Posted 18 April 2012 - 05:03 PM

This is the algorithm you probably want:

Given a start index and end index (end = one past the last element in a range)
- If range is one element long (i.e. end = start + 1), return start index
- LargestIndex = Recursively call the function with start+1, end
- Compare the value at LargestIndex with the value at start
- If start is larger, return start; else return LargestIndex

That should work, I think.
Wielder of the Sacred Wands

#6Nypyren  Members

Posted 18 April 2012 - 05:25 PM

General layout of the algorithm looks fine to me, it's identical to a typical functional-language linked list recursion (with the "head" at the last slot, meaning you only need one variable to keep track of position, since 0 will be the end)
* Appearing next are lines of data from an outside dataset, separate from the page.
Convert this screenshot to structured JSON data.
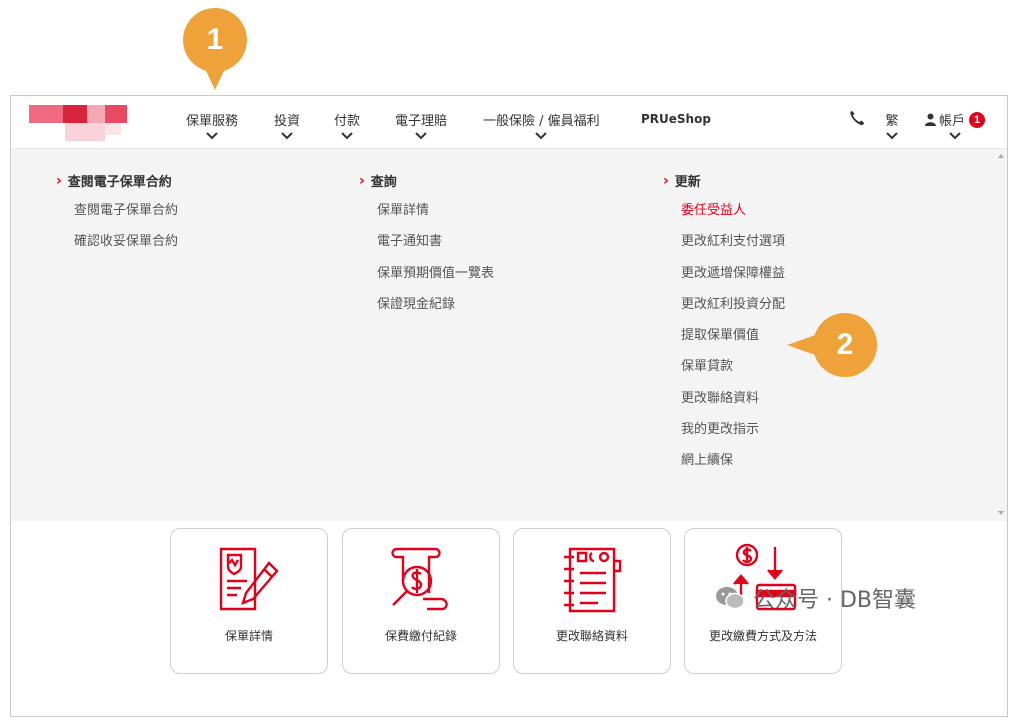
{
  "markers": {
    "one": "1",
    "two": "2"
  },
  "nav": {
    "items": [
      {
        "label": "保單服務"
      },
      {
        "label": "投資"
      },
      {
        "label": "付款"
      },
      {
        "label": "電子理賠"
      },
      {
        "label": "一般保險 / 僱員福利"
      }
    ],
    "shop": "PRUeShop",
    "language": "繁",
    "account": "帳戶",
    "account_badge": "1"
  },
  "menu": {
    "columns": [
      {
        "heading": "查閱電子保單合約",
        "items": [
          "查閱電子保單合約",
          "確認收妥保單合約"
        ]
      },
      {
        "heading": "查詢",
        "items": [
          "保單詳情",
          "電子通知書",
          "保單預期價值一覽表",
          "保證現金紀錄"
        ]
      },
      {
        "heading": "更新",
        "items": [
          "委任受益人",
          "更改紅利支付選項",
          "更改遞增保障權益",
          "更改紅利投資分配",
          "提取保單價值",
          "保單貸款",
          "更改聯絡資料",
          "我的更改指示",
          "網上續保"
        ]
      }
    ]
  },
  "tiles": [
    {
      "label": "保單詳情",
      "icon": "policy-document-icon"
    },
    {
      "label": "保費繳付紀錄",
      "icon": "payment-record-icon"
    },
    {
      "label": "更改聯絡資料",
      "icon": "contact-book-icon"
    },
    {
      "label": "更改繳費方式及方法",
      "icon": "payment-method-icon"
    }
  ],
  "watermark": "公众号 · DB智囊",
  "colors": {
    "accent": "#e3001b",
    "marker": "#f0a23a",
    "menu_bg": "#f4f4f4"
  }
}
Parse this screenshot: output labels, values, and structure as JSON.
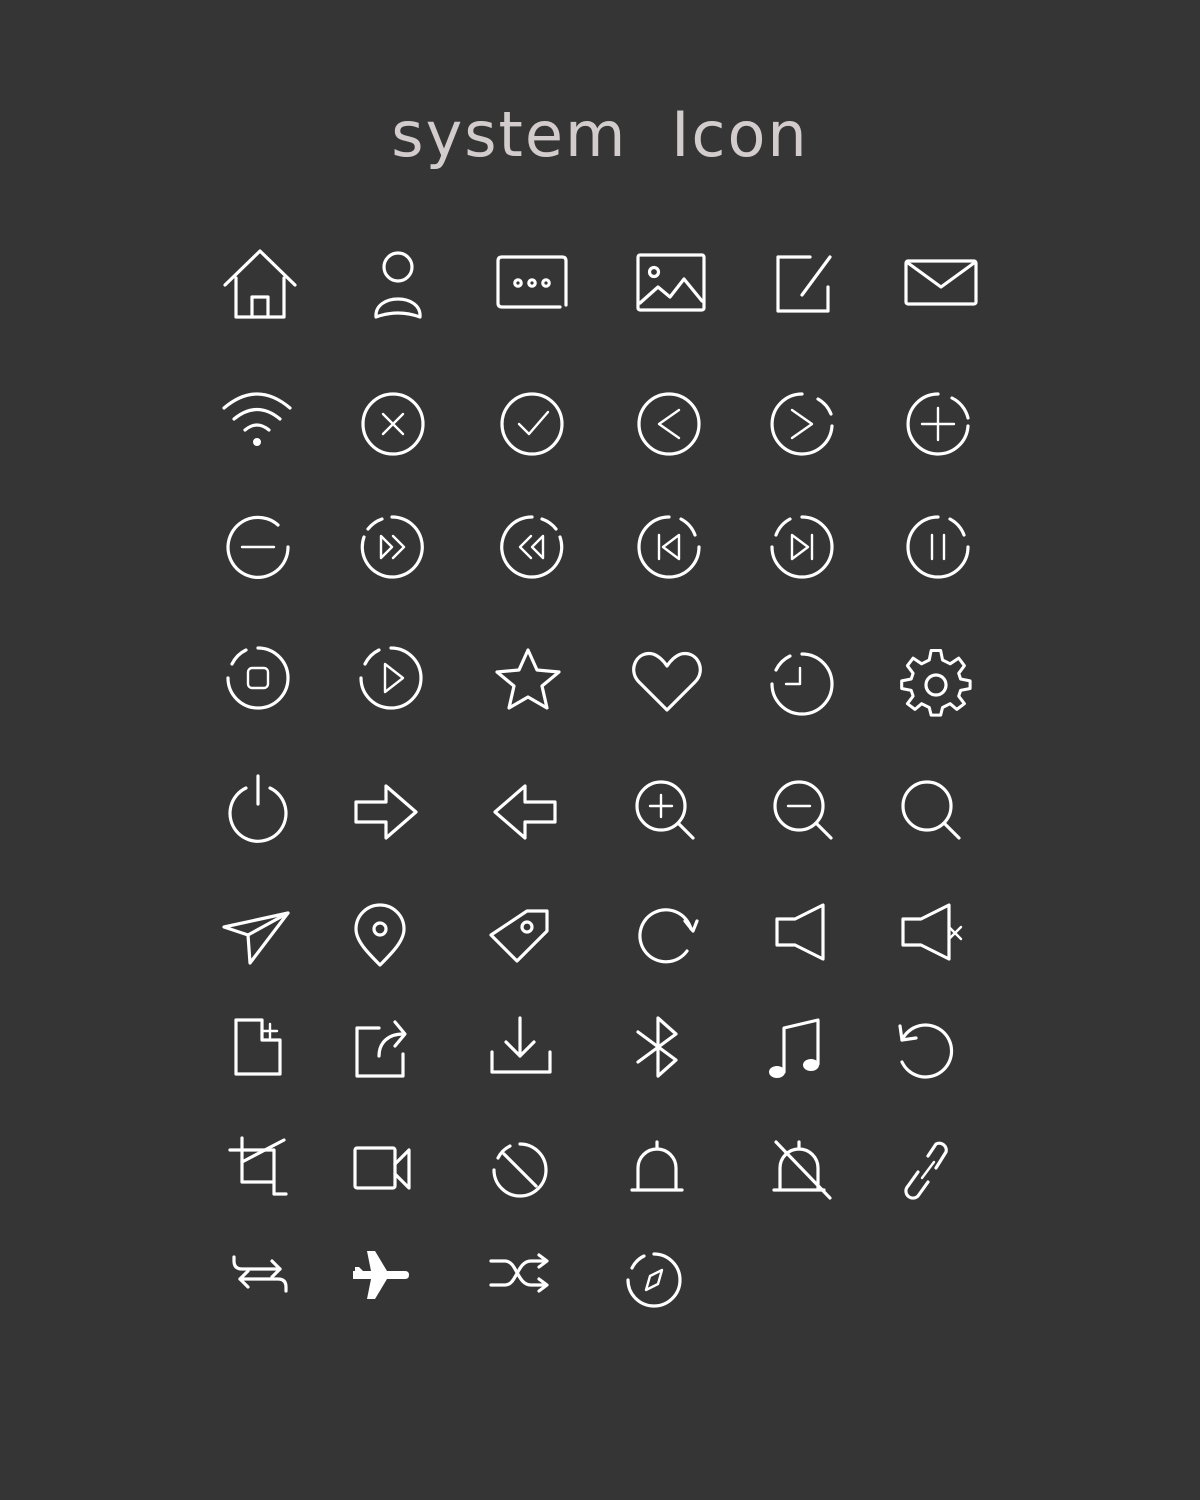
{
  "title": "system  Icon",
  "colors": {
    "background": "#353535",
    "title": "#d3cccc",
    "icon_stroke": "#ffffff"
  },
  "icons": [
    "home-icon",
    "user-icon",
    "message-more-icon",
    "image-icon",
    "edit-icon",
    "mail-icon",
    "wifi-icon",
    "close-circle-icon",
    "check-circle-icon",
    "chevron-left-circle-icon",
    "chevron-right-circle-icon",
    "plus-circle-icon",
    "minus-circle-icon",
    "fast-forward-circle-icon",
    "rewind-circle-icon",
    "skip-back-circle-icon",
    "skip-forward-circle-icon",
    "pause-circle-icon",
    "stop-circle-icon",
    "play-circle-icon",
    "star-icon",
    "heart-icon",
    "clock-icon",
    "gear-icon",
    "power-icon",
    "arrow-right-icon",
    "arrow-left-icon",
    "zoom-in-icon",
    "zoom-out-icon",
    "search-icon",
    "send-icon",
    "location-pin-icon",
    "tag-icon",
    "refresh-icon",
    "volume-icon",
    "volume-mute-icon",
    "new-file-icon",
    "share-icon",
    "download-icon",
    "bluetooth-icon",
    "music-note-icon",
    "undo-icon",
    "crop-icon",
    "video-camera-icon",
    "block-icon",
    "bell-icon",
    "bell-off-icon",
    "link-icon",
    "repeat-icon",
    "airplane-icon",
    "shuffle-icon",
    "compass-icon"
  ]
}
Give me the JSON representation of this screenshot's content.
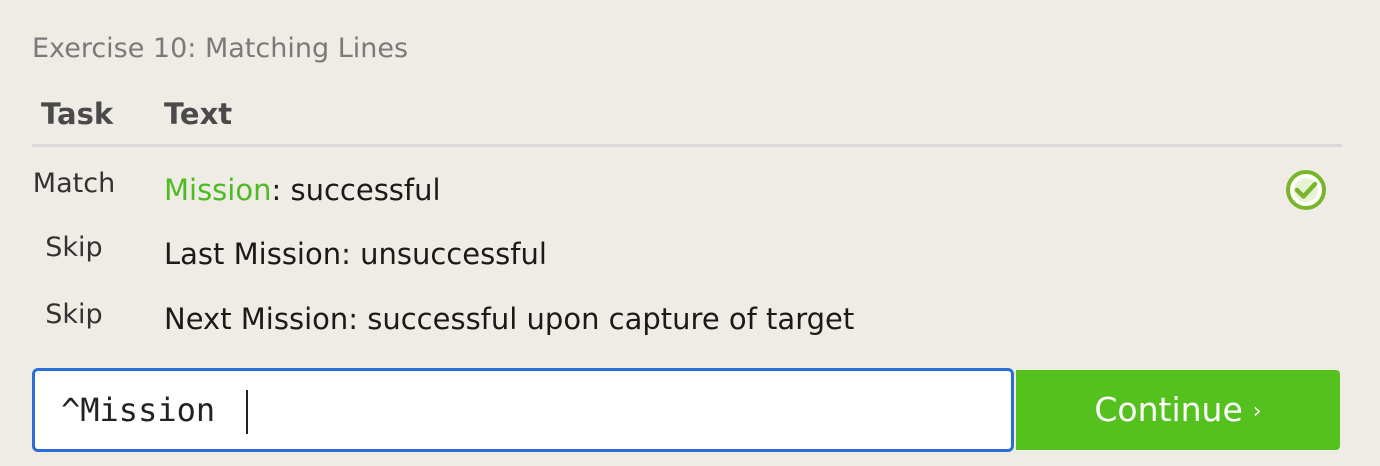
{
  "exercise": {
    "title": "Exercise 10: Matching Lines"
  },
  "table": {
    "headers": {
      "task": "Task",
      "text": "Text"
    },
    "rows": [
      {
        "task": "Match",
        "text_highlight": "Mission",
        "text_rest": ": successful",
        "status_icon": "check-circle-icon",
        "status": "matched"
      },
      {
        "task": "Skip",
        "text": "Last Mission: unsuccessful"
      },
      {
        "task": "Skip",
        "text": "Next Mission: successful upon capture of target"
      }
    ]
  },
  "answer": {
    "value": "^Mission"
  },
  "continue_button": {
    "label": "Continue",
    "icon": "›"
  },
  "colors": {
    "background": "#efece6",
    "match_highlight": "#4dbb22",
    "button": "#55c11f",
    "input_border": "#2a6fd6",
    "check": "#79b52a"
  }
}
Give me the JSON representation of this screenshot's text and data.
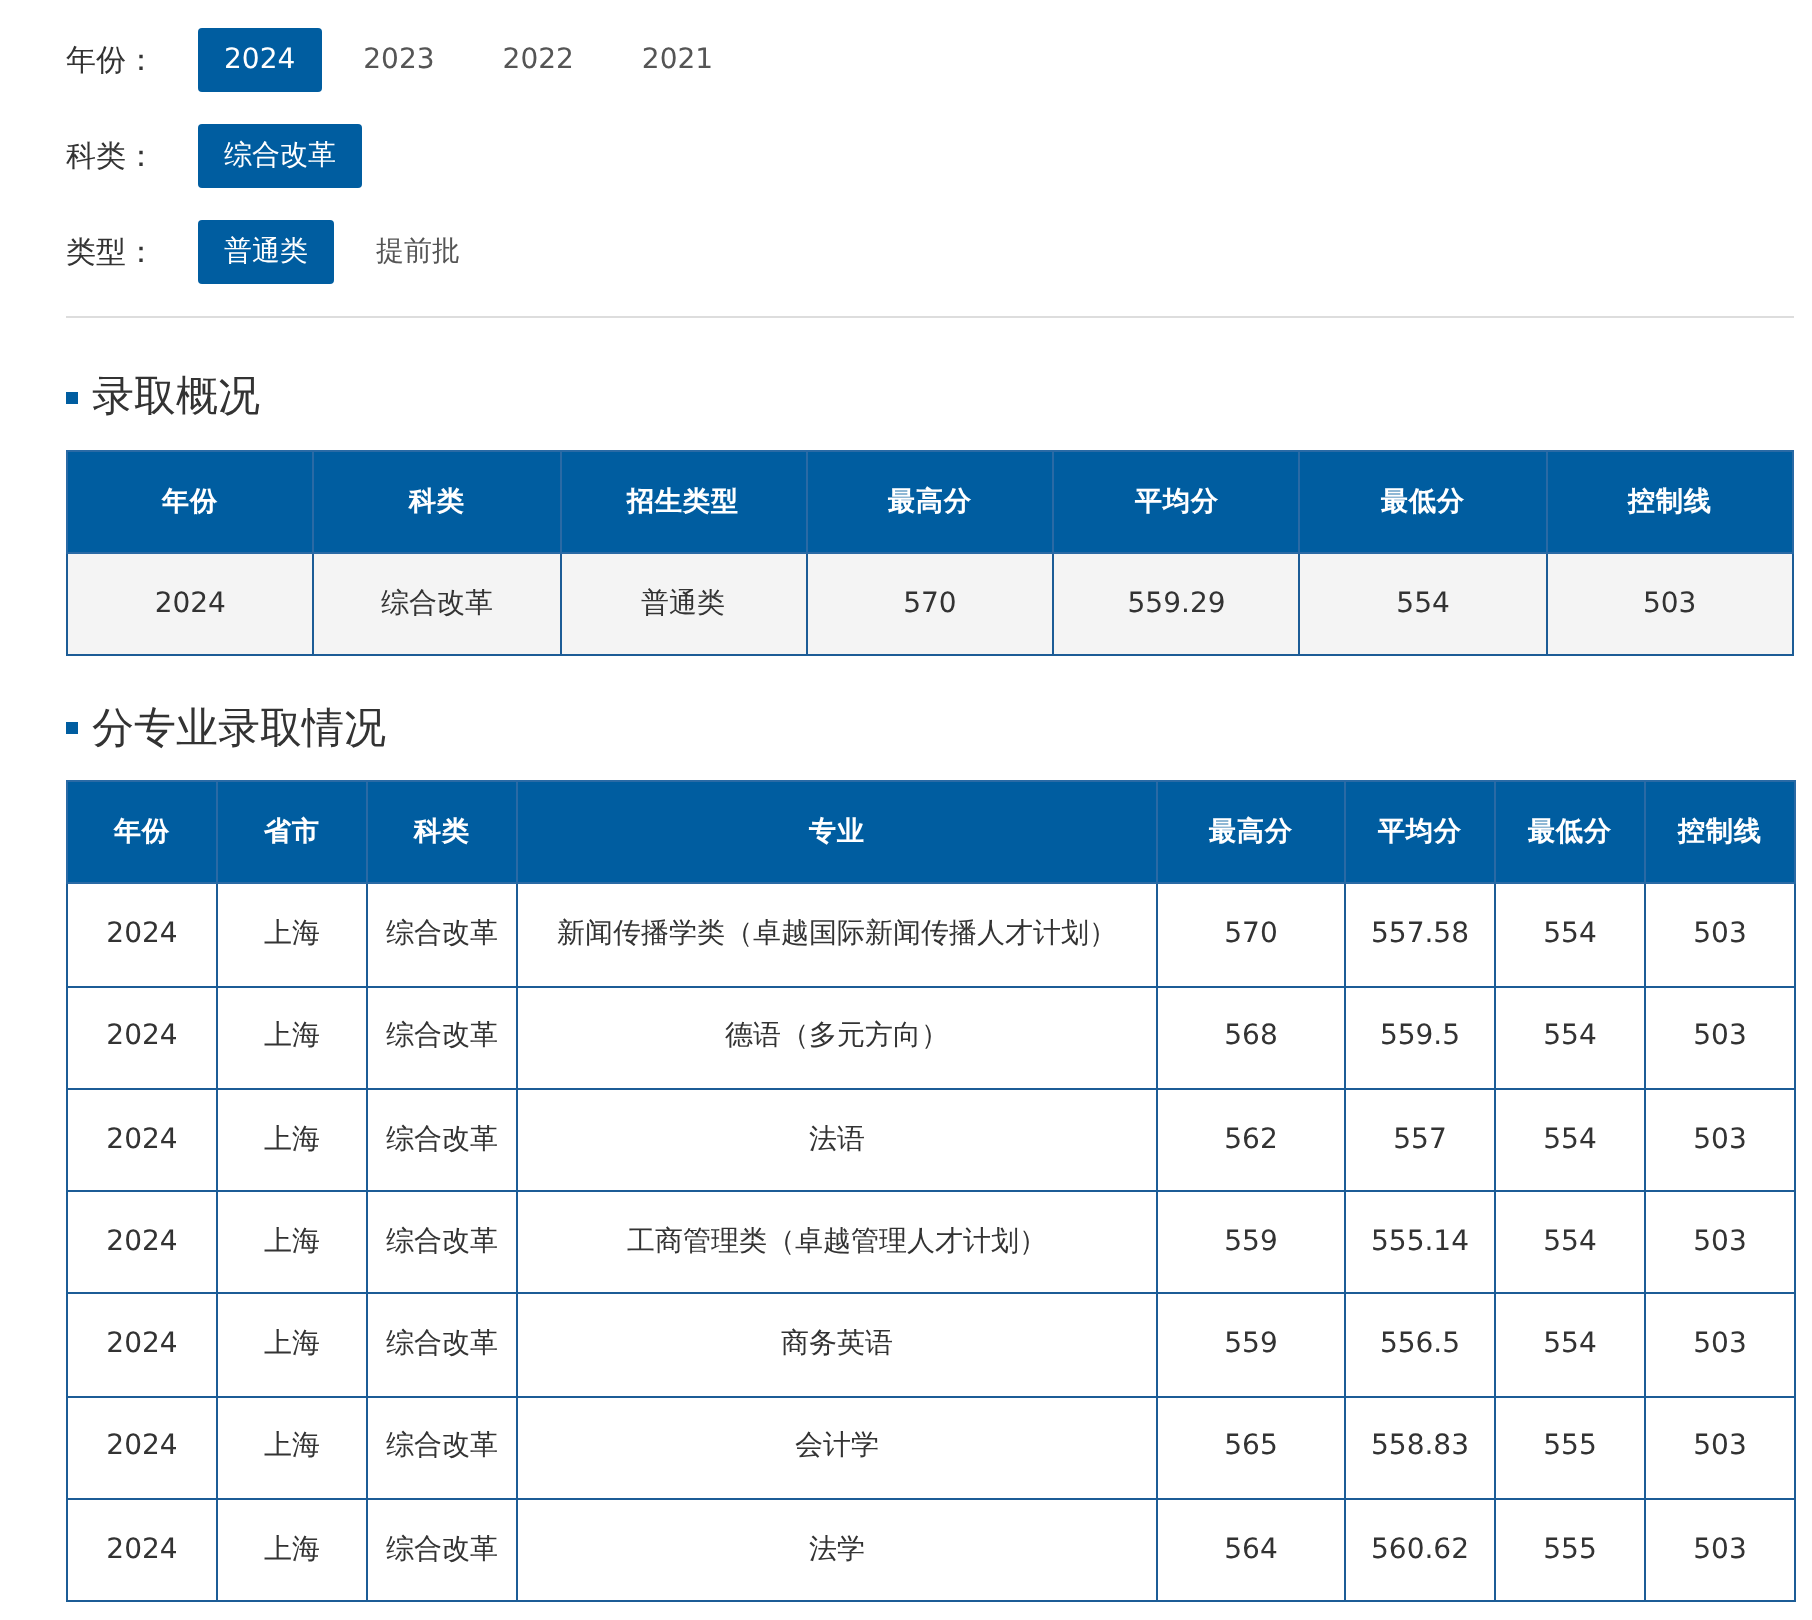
{
  "filters": [
    {
      "label": "年份：",
      "options": [
        {
          "text": "2024",
          "selected": true
        },
        {
          "text": "2023",
          "selected": false
        },
        {
          "text": "2022",
          "selected": false
        },
        {
          "text": "2021",
          "selected": false
        }
      ]
    },
    {
      "label": "科类：",
      "options": [
        {
          "text": "综合改革",
          "selected": true
        }
      ]
    },
    {
      "label": "类型：",
      "options": [
        {
          "text": "普通类",
          "selected": true
        },
        {
          "text": "提前批",
          "selected": false
        }
      ]
    }
  ],
  "overview": {
    "title": "录取概况",
    "columns": [
      "年份",
      "科类",
      "招生类型",
      "最高分",
      "平均分",
      "最低分",
      "控制线"
    ],
    "rows": [
      [
        "2024",
        "综合改革",
        "普通类",
        "570",
        "559.29",
        "554",
        "503"
      ]
    ]
  },
  "majors": {
    "title": "分专业录取情况",
    "columns": [
      "年份",
      "省市",
      "科类",
      "专业",
      "最高分",
      "平均分",
      "最低分",
      "控制线"
    ],
    "rows": [
      [
        "2024",
        "上海",
        "综合改革",
        "新闻传播学类（卓越国际新闻传播人才计划）",
        "570",
        "557.58",
        "554",
        "503"
      ],
      [
        "2024",
        "上海",
        "综合改革",
        "德语（多元方向）",
        "568",
        "559.5",
        "554",
        "503"
      ],
      [
        "2024",
        "上海",
        "综合改革",
        "法语",
        "562",
        "557",
        "554",
        "503"
      ],
      [
        "2024",
        "上海",
        "综合改革",
        "工商管理类（卓越管理人才计划）",
        "559",
        "555.14",
        "554",
        "503"
      ],
      [
        "2024",
        "上海",
        "综合改革",
        "商务英语",
        "559",
        "556.5",
        "554",
        "503"
      ],
      [
        "2024",
        "上海",
        "综合改革",
        "会计学",
        "565",
        "558.83",
        "555",
        "503"
      ],
      [
        "2024",
        "上海",
        "综合改革",
        "法学",
        "564",
        "560.62",
        "555",
        "503"
      ]
    ]
  }
}
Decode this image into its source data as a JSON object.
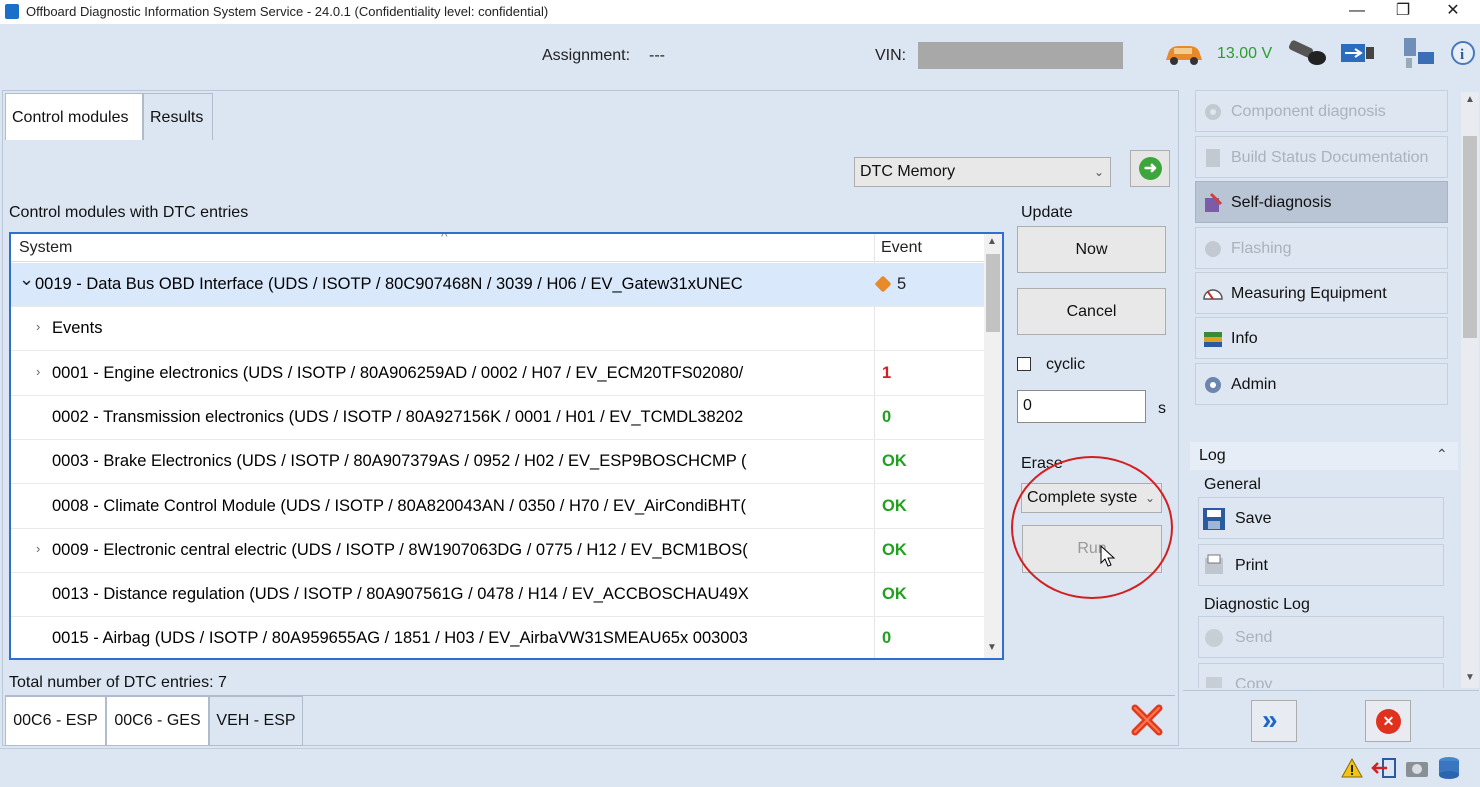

I think you just need to change:

findIndex(myList, size-1)

to

myList[findIndex(myList, size-1)]

#7rip-off  Moderators

Posted 19 April 2012 - 04:16 AM

During each call, you return either size or size-1. Thus, it is not possible for your implementation to return an early index in the array - regardless of the recursion.

When designing such a generic algorithm, you should think about corner cases. For example, what should the function do if passed an empty list? An "easy" answer is just to reject such a case using an exception.

A stylistic note is that the name of the function is ambiguous, and the parameter name "size" is ambiguous (as Java arrays know their size, it appears redundant). Most programmers are used to the convention that searches start from the beginning. Thus, I would propose a function signature(s) like the following:
public class Example
{
public static int indexOfLargest(int [] array, int startIndex)
{
// ...
}

public static int indexOfLargest(int [] array)
{
return indexOfLargest(array, 0);
}
}

The most general function is indexOfLargest(int [] array, int begin, int end), if you really want maximum flexibility.

#8Álvaro  Members

Posted 19 April 2012 - 05:41 AM

The version that takes begin and end also allows for a different algorithm, where you divide the incoming data into two parts and recursively compute the maximum of each one. This only uses O(log(N)) stack space as opposed O(N).

#9samoth  Members

Posted 20 April 2012 - 03:17 AM

This won't teach you about recursion, but why not use a priority queue, which is the right tool for the task? Learning to use the right tool is important to learn as well.
Or, sort an array of indices (recursively if you want), which lets you find the largest and next largest element in the original array by iterating over it linearly.